= Infosec Standard 5 =

HMG Infosec Standard 5, or IS5, is a data destruction standard used by the British government.

==Context==
IS5 is part of a larger family of IT security standards published by CESG; it is referred to by the more general Infosec Standard No.1. IS5 is similar to DOD 5220.22-M (used in the USA).

==Requirements==
IS5 sets a wide range of requirements—not just the technical detail of overwriting data, but also the policies and processes that organisations should have in place, to ensure that media are disposed of securely. IS5 also touches on risk management accreditation, because secure reuse and disposal of media is an important control for organisations handling high-impact data. It's not sufficient just to sanitise media; the sanitisation should also be auditable, and records must be kept.

IS5 defines two different levels of overwriting:
- Baseline overwriting of data involves one pass, overwriting every sector of the storage medium once with zeros.
- Enhanced overwriting involves three passes; each sector is overwritten first with 1s, then with 0s, and then with randomly generated 1s and 0s.
Regardless of which level is used, verification is needed to ensure that overwriting was successful.

Apart from overwriting, other methods could be used, such as degaussing, or physical destruction of the media. With some inexpensive media, destruction and replacement may be cheaper than sanitisation followed by reuse. ATA Secure Erase is not approved. Different methods apply to different media, ranging from paper to CDs to mobile phones.

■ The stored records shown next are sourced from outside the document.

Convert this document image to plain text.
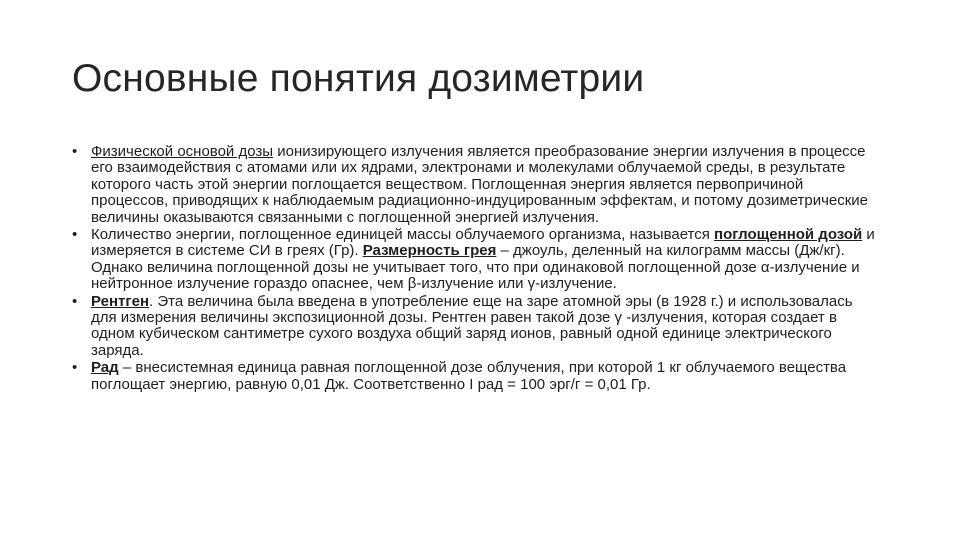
Основные понятия дозиметрии
• Физической основой дозы ионизирующего излучения является преобразование энергии излучения в процессе его взаимодействия с атомами или их ядрами, электронами и молекулами облучаемой среды, в результате которого часть этой энергии поглощается веществом. Поглощенная энергия является первопричиной процессов, приводящих к наблюдаемым радиационно-индуцированным эффектам, и потому дозиметрические величины оказываются связанными с поглощенной энергией излучения.
• Количество энергии, поглощенное единицей массы облучаемого организма, называется поглощенной дозой и измеряется в системе СИ в греях (Гр). Размерность грея – джоуль, деленный на килограмм массы (Дж/кг). Однако величина поглощенной дозы не учитывает того, что при одинаковой поглощенной дозе α-излучение и нейтронное излучение гораздо опаснее, чем β-излучение или γ-излучение.
• Рентген. Эта величина была введена в употребление еще на заре атомной эры (в 1928 г.) и использовалась для измерения величины экспозиционной дозы. Рентген равен такой дозе γ -излучения, которая создает в одном кубическом сантиметре сухого воздуха общий заряд ионов, равный одной единице электрического заряда.
• Рад – внесистемная единица равная поглощенной дозе облучения, при которой 1 кг облучаемого вещества поглощает энергию, равную 0,01 Дж. Соответственно I рад = 100 эрг/г = 0,01 Гр.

The choice of method affects reusability. Four different outcomes are considered:
- Reuse of media in a similarly secure environment;
- Reuse of media in a less-secure environment (accredited at a lower IL);
- Reuse anywhere (i.e. an untrusted or unknown environment);
- Destruction.

Stricter requirements apply to data with a stronger protective marking or IL. In some cases, media at or above IL4 / CONFIDENTIAL may have to be handled at a secure site, such as a List X site.